Wie stabil das Abkommen langfristig sein wird, ist angesichts des tiefen Misstrauens zwischen beiden Seiten fraglich. So müssen sich beide Kriegsparteien unter anderem noch über die Listen der restlichen freizulassenden Hamas-Geiseln sowie der von Israel freizulassenden Häftlinge einigen. Unter den Verschleppten sind auch Menschen mit doppelter Staatsbürgerschaft. Offen sind auch der Zeitplan und das Ausmaß des Rückzugs des israelischen Militärs aus dem Gazastreifen sowie die Frage, wie das relativ kleine Gebiet am Mittelmeer nach dem Ende des Krieges regiert werden soll.
Die gemäßigte Autonomiebehörde von Palästinenserpräsident Mahmoud Abbas im Westjordanland will Medienberichten zufolge möglichst bald wieder die alleinige Kontrolle über den Küstenstreifen übernehmen.
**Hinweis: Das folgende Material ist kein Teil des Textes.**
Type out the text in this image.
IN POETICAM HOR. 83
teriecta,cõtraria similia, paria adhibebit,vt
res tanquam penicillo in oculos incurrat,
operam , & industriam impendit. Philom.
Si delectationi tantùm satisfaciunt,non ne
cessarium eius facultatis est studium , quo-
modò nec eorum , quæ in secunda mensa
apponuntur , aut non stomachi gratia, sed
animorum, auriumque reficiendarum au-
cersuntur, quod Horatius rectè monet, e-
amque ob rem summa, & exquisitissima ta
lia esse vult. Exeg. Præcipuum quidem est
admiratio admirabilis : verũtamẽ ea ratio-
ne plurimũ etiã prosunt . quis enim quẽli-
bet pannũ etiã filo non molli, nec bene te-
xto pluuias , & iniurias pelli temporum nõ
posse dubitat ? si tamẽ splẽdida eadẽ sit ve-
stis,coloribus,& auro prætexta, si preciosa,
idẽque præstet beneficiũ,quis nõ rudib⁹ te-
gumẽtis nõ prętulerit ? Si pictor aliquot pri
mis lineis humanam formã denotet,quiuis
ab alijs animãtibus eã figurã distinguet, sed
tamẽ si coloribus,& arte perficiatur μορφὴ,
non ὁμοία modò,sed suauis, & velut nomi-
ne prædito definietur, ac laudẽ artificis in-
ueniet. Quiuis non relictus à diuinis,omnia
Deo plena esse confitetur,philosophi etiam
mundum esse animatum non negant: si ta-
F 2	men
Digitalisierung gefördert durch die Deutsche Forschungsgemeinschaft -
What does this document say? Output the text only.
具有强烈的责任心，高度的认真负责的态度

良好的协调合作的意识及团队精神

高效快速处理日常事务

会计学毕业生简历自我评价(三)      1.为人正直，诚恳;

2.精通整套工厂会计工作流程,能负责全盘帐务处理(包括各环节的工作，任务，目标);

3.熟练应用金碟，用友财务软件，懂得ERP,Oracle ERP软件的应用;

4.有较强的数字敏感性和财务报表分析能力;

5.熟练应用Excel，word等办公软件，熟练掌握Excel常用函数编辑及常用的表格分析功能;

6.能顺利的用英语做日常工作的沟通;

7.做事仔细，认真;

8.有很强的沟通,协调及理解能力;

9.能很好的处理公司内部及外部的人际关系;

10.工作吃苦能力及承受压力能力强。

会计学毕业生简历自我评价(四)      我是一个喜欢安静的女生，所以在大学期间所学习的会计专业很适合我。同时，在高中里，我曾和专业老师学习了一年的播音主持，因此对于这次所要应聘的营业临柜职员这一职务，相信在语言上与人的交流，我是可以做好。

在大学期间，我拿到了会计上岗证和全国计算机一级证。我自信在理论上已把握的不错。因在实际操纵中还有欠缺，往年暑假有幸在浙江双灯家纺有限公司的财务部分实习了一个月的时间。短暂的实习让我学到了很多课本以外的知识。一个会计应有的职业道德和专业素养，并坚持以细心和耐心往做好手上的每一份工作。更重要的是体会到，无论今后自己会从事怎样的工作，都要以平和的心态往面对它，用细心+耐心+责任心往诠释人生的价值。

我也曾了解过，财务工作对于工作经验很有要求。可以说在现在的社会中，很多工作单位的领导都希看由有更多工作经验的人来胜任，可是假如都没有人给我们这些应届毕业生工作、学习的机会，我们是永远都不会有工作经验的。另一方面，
Die Hamas hatte sie 2007 gewaltsam vertrieben. Eine Rückkehr der Autonomiebehörde in den Gazastreifen wird auch von Israels westlichen Verbündeten unterstützt. Netanyahu lehnt das jedoch ab. Einen eigenen Plan für die Zukunft des Gazastreifens legte er bisher nicht vor.
SPÖ und Grüne begrüßen das Abkommen
SPÖ und Grüne begrüßten das Abkommen. “Das Abkommen markiert einen wichtigen Schritt hin zu einer dringend notwendigen Deeskalation im Nahen Osten”, betonte SPÖ-Nationalratsabgeordnete Petra Bayr. Für die außenpolitische Sprecherin der Grünen, Meri Disoski, wurde mit der Vereinbarung ein “wichtiger Durchbruch” erzielt.